Note sindacali su bonus, permessi e assenze

  • Stampa

SUL BONUS IL CONTRATTO RECEPISCE LA 107, NON LA SMANTELLA!

 

Le OO.SS. firmatarie del CCNL 2016 – 18 sostengono che il bonus premiale del c.d. merito dei docenti è ormai tout court oggetto di contrattazione, lanciando peana alla loro capacità di smantellare la 107 per via contrattuale. La questione è per lo meno più complessa. Prima di tutto, in base all’art.11 del decreto Madia (D. Lgs 75/2011) in tema di “valutazione delle prestazioni ai fini della corresponsione del trattamento accessorio (..) la contrattazione collettiva è consentita nei limiti previsti dalle norme di legge”, per cui, essendo il bonus retribuzione accessoria, la contrattazione d’istituto deve rispettare i limiti previsti dalla L. 107. In tale ambito va collocato l’art. 22 c.4 del CCNL, per cui sono oggetto di contrattazione d’istituto       “i criteri generali per la determinazione dei compensi finalizzati alla valorizzazione del personale, ivi compresi quelli riconosciuti al personale docente ai sensi dell’art. 1 c. 127 della L.107/2015”. Non solo, ma l’art. 20 del CCNL – che è nella parte comune alle varie sezioni- prevede, alla luce di applicazione di criteri selettivi, che i contratti integrativi debbano prevedere di fatto 3 fasce di retribuzione: il personale non valutato positivamente, quello valutato positivamente e il personale che consegue le valutazioni più elevate, a cui va attribuita una maggiorazione rispetto alla seconda fascia decisa in sede di contrattazione, ma che non può essere inferiore al 30%. Infine, la contrattazione definisce anche preventivamente una limitata quota massima dei super positivi.

Secondo l’interpretazione corrente tali comma non sarebbero applicabili ai docenti perché il 4° c. prevede che “ resta fermo quanto previsto dall’art. 74 c.4” del D. Lgs 150 /2009  ” (decreto Brunetta), che rinviava a un DPCM la determinazione dei limiti e delle modalità con cui applicare ai docenti i sistemi di misurazione, valutazione e trasparenza e delle relative retribuzione previste sempre dal D. Lgs 150. Il DPCM è stato emanato il 26.1.2011, ma in sostanza rinvia ancora ad un provvedimento del MIUR. Si tratterebbe di diritto speciale che, quindi, prevarrebbe sulle norme di legge e contrattuali successive.
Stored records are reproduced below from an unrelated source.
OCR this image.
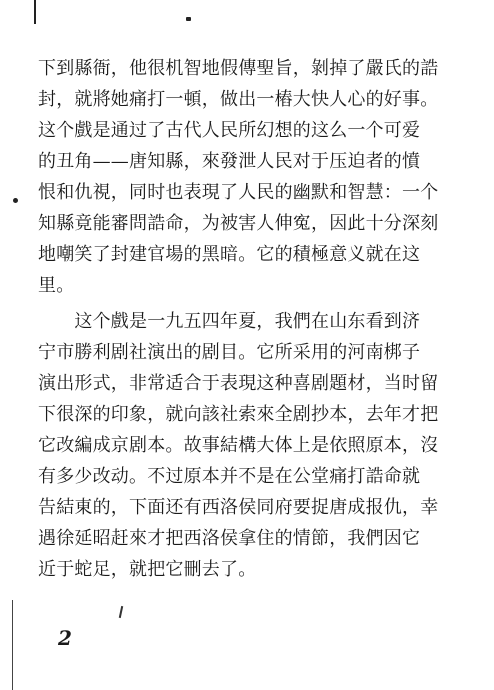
下到縣衙，他很机智地假傳聖旨，剝掉了嚴氏的誥
封，就將她痛打一頓，做出一樁大快人心的好事。
这个戲是通过了古代人民所幻想的这么一个可爱
的丑角——唐知縣，來發泄人民对于压迫者的憤
恨和仇視，同时也表現了人民的幽默和智慧：一个
知縣竟能審問誥命，为被害人伸寃，因此十分深刻
地嘲笑了封建官場的黑暗。它的積極意义就在这
里。
　　这个戲是一九五四年夏，我們在山东看到济
宁市勝利剧社演出的剧目。它所采用的河南梆子
演出形式，非常适合于表現这种喜剧題材，当时留
下很深的印象，就向該社索來全剧抄本，去年才把
它改編成京剧本。故事結構大体上是依照原本，沒
有多少改动。不过原本并不是在公堂痛打誥命就
告結東的，下面还有西洛侯同府要捉唐成报仇，幸
遇徐延昭赶來才把西洛侯拿住的情節，我們因它
近于蛇足，就把它刪去了。
2
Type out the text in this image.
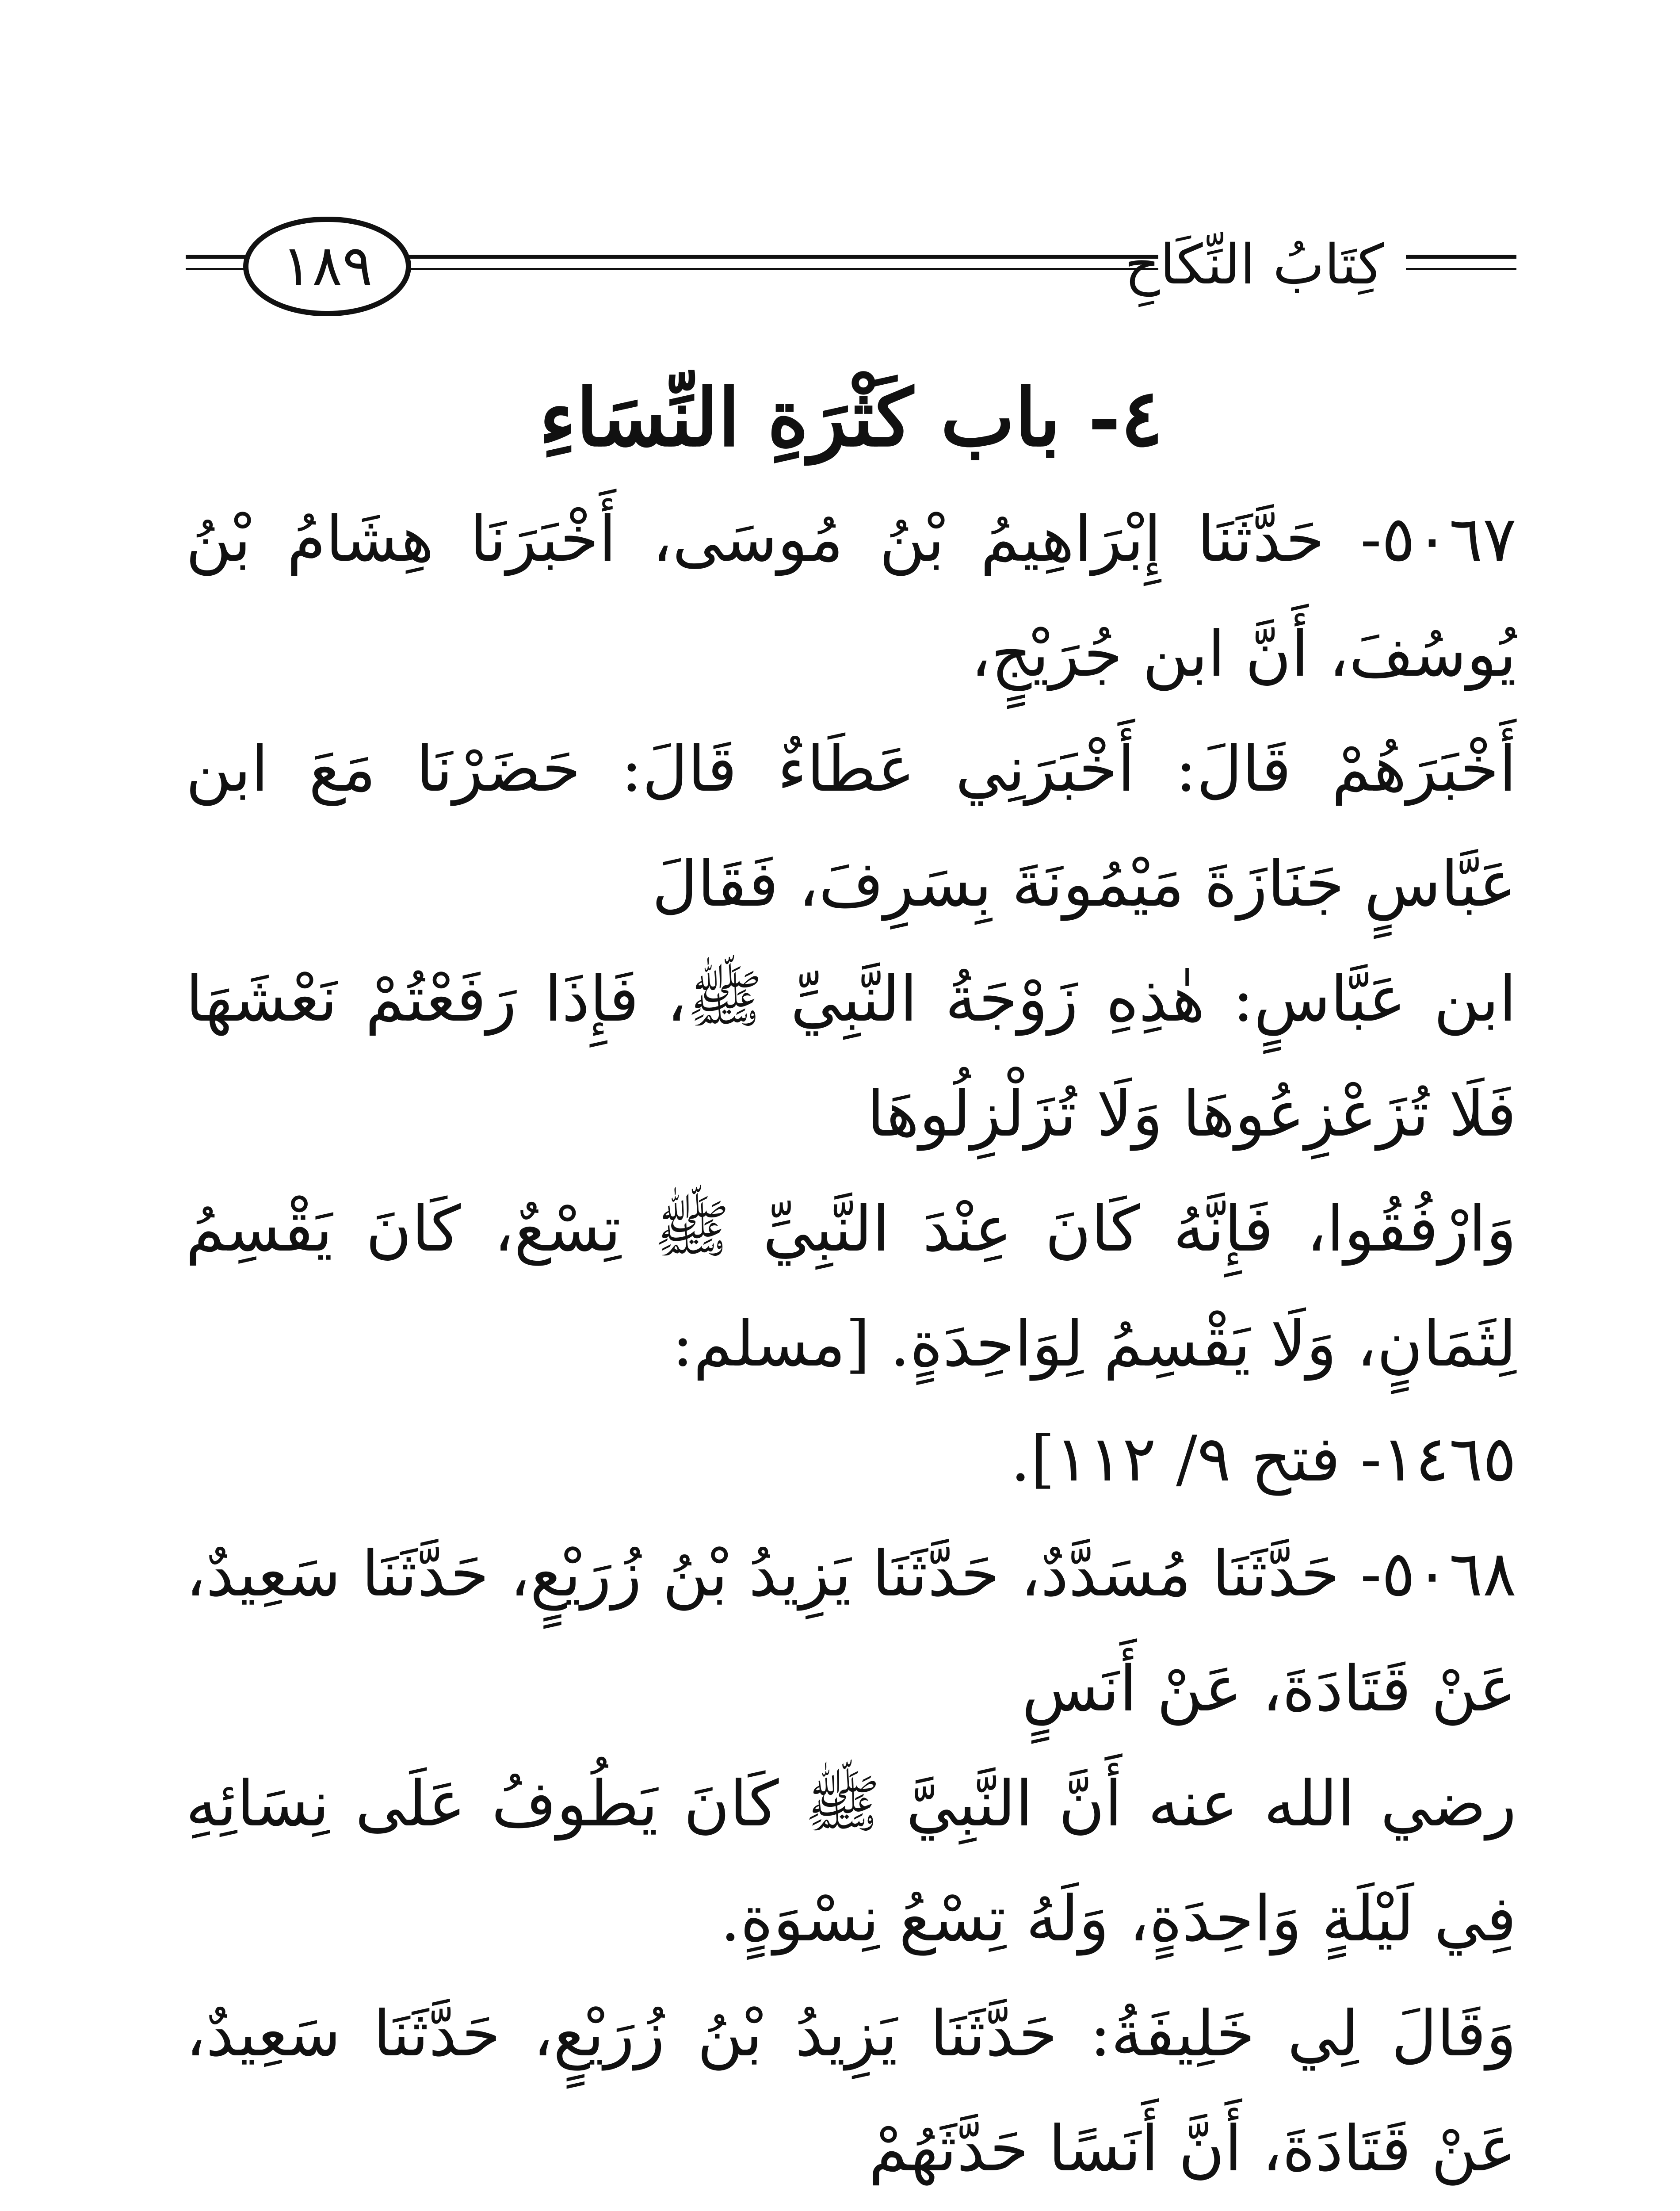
كِتَابُ النِّكَاحِ
١٨٩
٤- باب كَثْرَةِ النِّسَاءِ

٥٠٦٧- حَدَّثَنَا إِبْرَاهِيمُ بْنُ مُوسَى، أَخْبَرَنَا هِشَامُ بْنُ يُوسُفَ، أَنَّ ابن جُرَيْجٍ،

أَخْبَرَهُمْ قَالَ: أَخْبَرَنِي عَطَاءٌ قَالَ: حَضَرْنَا مَعَ ابن عَبَّاسٍ جَنَازَةَ مَيْمُونَةَ بِسَرِفَ، فَقَالَ

ابن عَبَّاسٍ: هٰذِهِ زَوْجَةُ النَّبِيِّ ﷺ، فَإِذَا رَفَعْتُمْ نَعْشَهَا فَلَا تُزَعْزِعُوهَا وَلَا تُزَلْزِلُوهَا

وَارْفُقُوا، فَإِنَّهُ كَانَ عِنْدَ النَّبِيِّ ﷺ تِسْعٌ، كَانَ يَقْسِمُ لِثَمَانٍ، وَلَا يَقْسِمُ لِوَاحِدَةٍ. [مسلم:

١٤٦٥- فتح ٩/ ١١٢].

٥٠٦٨- حَدَّثَنَا مُسَدَّدٌ، حَدَّثَنَا يَزِيدُ بْنُ زُرَيْعٍ، حَدَّثَنَا سَعِيدٌ، عَنْ قَتَادَةَ، عَنْ أَنَسٍ

رضي الله عنه أَنَّ النَّبِيَّ ﷺ كَانَ يَطُوفُ عَلَى نِسَائِهِ فِي لَيْلَةٍ وَاحِدَةٍ، وَلَهُ تِسْعُ نِسْوَةٍ.

وَقَالَ لِي خَلِيفَةُ: حَدَّثَنَا يَزِيدُ بْنُ زُرَيْعٍ، حَدَّثَنَا سَعِيدٌ، عَنْ قَتَادَةَ، أَنَّ أَنَسًا حَدَّثَهُمْ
Non è una lettura convincente, perché l’art. 74 sospende solo l’applicazione delle norme previste dalla Brunetta, che facevano riferimento a tutto il salario accessorio – per cui anche al FIS- e prevedevano che il 25% del personale non percepisse niente, il 50% la metà dei fondi e il restante 25% l’altra metà. Ma la L. 107 è un’altra legge successiva alla Brunetta, i cui effetti non possono essere sospesi dall’art. 74 e, infatti, è stata applicata senza remore in questi anni. Non solo, ma costituisce, in base al decreto Madia, un limite a cui deve attenersi la contrattazione. Per cui, essendo i primi 3 comma dell’art. 20 del CCNL perfettamente in linea con la lettera e lo spirito (nefasto) della 107 essi sono, a mio parere, applicabili ai docenti.

Quindi, la legge 107 non è smantellata dal CCNL, che anzi ne recepisce la filosofia. Per cui: il Comitato di valutazione delibera i criteri di valutazione dei docenti; il DS applica tali criteri nella valutazione dei singoli docenti, a cui assegna i premi rispettando i criteri di quantificazione previsti dal contratto d’istituto, che a sua volta deve rispettare le due (o tre) fasce previste dall’art. 20 del CCNL, la maggiorazione minima del 30%per i più bravi, il carattere selettivo del bonus. E’ evidente che, se questa interpretazione è corretta, non vi sono spazi significativi per una contrattazione che rifiuti la logica della differenziazione e della valutazione insita nella 107.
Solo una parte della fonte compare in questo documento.